Each death had the same MO. Fine for a while and then for no apparent reason - 1-2 days of swimming in the same place and then death. I'm convinced I have some kind is parasite. Water is fine and so are my inverts.

Regarding the last one....she seemed fine and one day, first day with the MH lights, temp went up and she never looked the same. Died that evening. i'm wondering if the temp nailed her.
 
I've lost 1 flame angel, three clowns, 2 LM blennies, 2 tangs, 3 chromis. Each was introduced one at a time except the chromis.
Are you sure you did not have an ammonia/nitrite spike? That is a lot of fish to add all at once, especially in such a young tank. It is likely that the fish created too much of a bioload for the biological filtration to handle. You may want to get anew test kit.
 
Were they eating when you put them in the tank? I got a clown when I first started from a lfs (Panhandle Pet Supply) and the fish was not eating. Everything else seemed fine. Then bam the fish was dead. I thought maybe it was eating when I was not looking. When I went to another lfs (Suncoast Aquarium) they told me what had happened.

If this is the problem, it could just be the supplier of the fish.
 
Lando, I said I added the fish one at a time. My post covers a period of several weeks with no success. NO3's have always been 0, as tested by three different people.

I can only surmise that I have a parasite I'm unaware of.
 
I may be wrong but I haven't heard of any parasite that will kill fish that quickly. As far as temp my tank swings 4-5 degrees from morning to night and I have had no problems with anything dying so I doubt that is it. Usually when a fish dies within a coulpe hours of introduction it is quite often acclimation. Test your lfs water and test yours if they are more than a little different you might want to drip acclimate your livestock. Listen to Lando he is a very experienced aquarist.
 
IMO 82 degrees is not that high. But the quick increase in temp could of added to the stress level of tang and just pushed it over.

If you got these fish from the same LFS you might want to try a different store.
 
If you think it's a parasite you can go fishless in your tank for several months so the lifecycle of the parasites will starve and die.
 
NO3's have always been 0, as tested by three different people.
Are you sure? In a previous post you said NO3 was 30-40ppm. I do not think this is due to parasitic infestation as well. Honestly, I think you are just adding too many fish too fast in such a young tank. Add a fish and wait four or six weeks before adding another one. Take it slow and see if this helps your situation.
 
Lando sorry, I meant NO2's always 0. NO3's have been 30-40ppm as you noted.
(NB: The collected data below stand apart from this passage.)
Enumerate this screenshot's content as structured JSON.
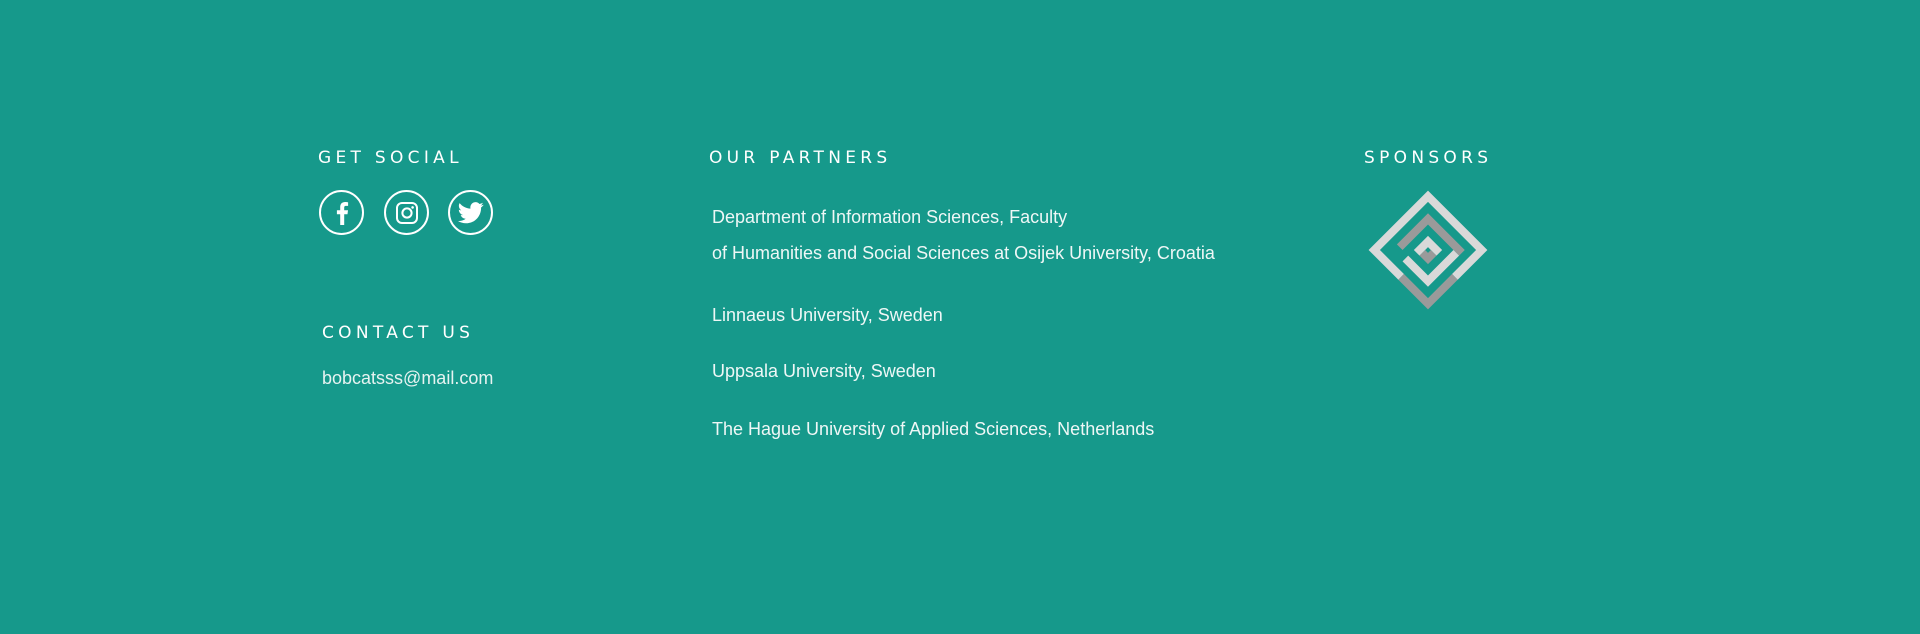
{
  "social": {
    "heading": "GET SOCIAL",
    "links": [
      {
        "name": "facebook",
        "icon": "facebook-icon"
      },
      {
        "name": "instagram",
        "icon": "instagram-icon"
      },
      {
        "name": "twitter",
        "icon": "twitter-icon"
      }
    ]
  },
  "contact": {
    "heading": "CONTACT US",
    "email": "bobcatsss@mail.com"
  },
  "partners": {
    "heading": "OUR PARTNERS",
    "items": [
      "Department of Information Sciences, Faculty",
      "of Humanities and Social Sciences at Osijek University, Croatia",
      "Linnaeus University, Sweden",
      "Uppsala University, Sweden",
      "The Hague University of Applied Sciences, Netherlands"
    ]
  },
  "sponsors": {
    "heading": "SPONSORS",
    "logo_icon": "maze-diamond-logo"
  },
  "colors": {
    "background": "#16998b",
    "text": "#ffffff",
    "logo_light": "#d9d9d9",
    "logo_dark": "#9a9a9a"
  }
}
Let me try to be more clear....the tank rarely has had more than ONE (1) fish in it. The list I post is over a period of weeks. The only time I've had more than a single fish was when I introduced three very small chromis. There's no way it's an overstocking problem unless....the previous death reacts as if the fish were still in the tank??
 
Anything in the tank now? What inverts do you have? Can you list current water parameters like ammonia, nitrite, nitrate, SG, Temp, Ph. What type of water are you using to top-off for evaportation?
 
along with SG and pH, how about alkalinity? calcium shouldn't matter much for fish, but a lack of alkalinity could cause stress and a very bouncy pH. add a 5 degree temp change and that could push a fish over.

And I think I missed where you told us the size of the tank?